Building the Open Warehouse

Here’s a link to slides from a talk by Roger Magoulas, (O’Reilly Media, Inc.) about building the open warehouse. The talk was presented at O’Reilly Open Source Convention 2004.

Commodity hardware, faster disks, and open source software now make building a data warehouse more of a resource and design issue than a cost issue for many organizations. Now a robust analysis infrastructure can be built on an open source platform with no performance or functional compromises.

This talk will cover a proven analysis architecture, the open source tool options for each architecture component, the basics of dimensional modeling, and a few tricks of the trade.

Why open source? Aside from the cost savings, open source lets you leverage what your staff already knows — tools like Perl, SQL and Apache — rather than having to procure and staff for the proprietary tools that dominate the commercial space.

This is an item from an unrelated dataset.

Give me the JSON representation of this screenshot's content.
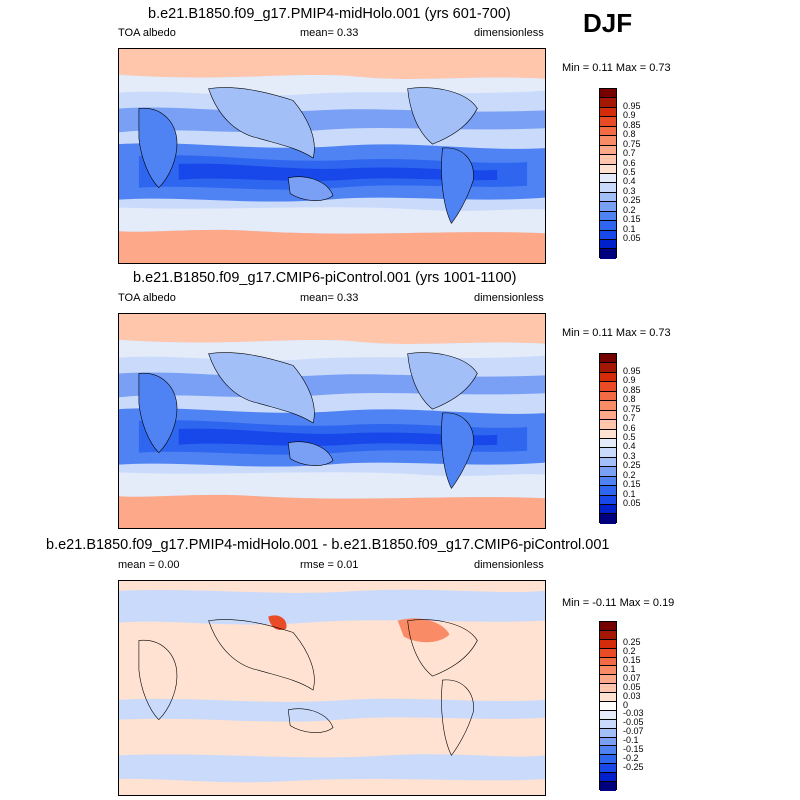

Data Warehouse Architecture: – Consolidated Data Store (CDS)
– Process to condition, correlate and transform data
– Multi-topic data marts
– dimensional models
– Multi-channel data access

Open Source Components
Database: MySQL
– fast, effective
Data Movement: Perl/DBI/SQL
– flexible data access
Data Access: Perl/Apache/SQL
– template toolkit for ad hoc SQL
– Perl hash for crosstabs/pivot
– Perl for reports

Dimensional Model
– organizes data for queries and navigation from detail to summary
– normalized fact table for quantitative data
– denormalized dimensions with descriptive data
– conforming dimensions available to multiple facts

Performance Considerations
– configuration
– indexing
– SQL-92 joins
– aggregate tables and aggregate navigation

The presentation should provide you with the basic architecture, toolkit, design principles, and strategy for building an effective open source data warehouse.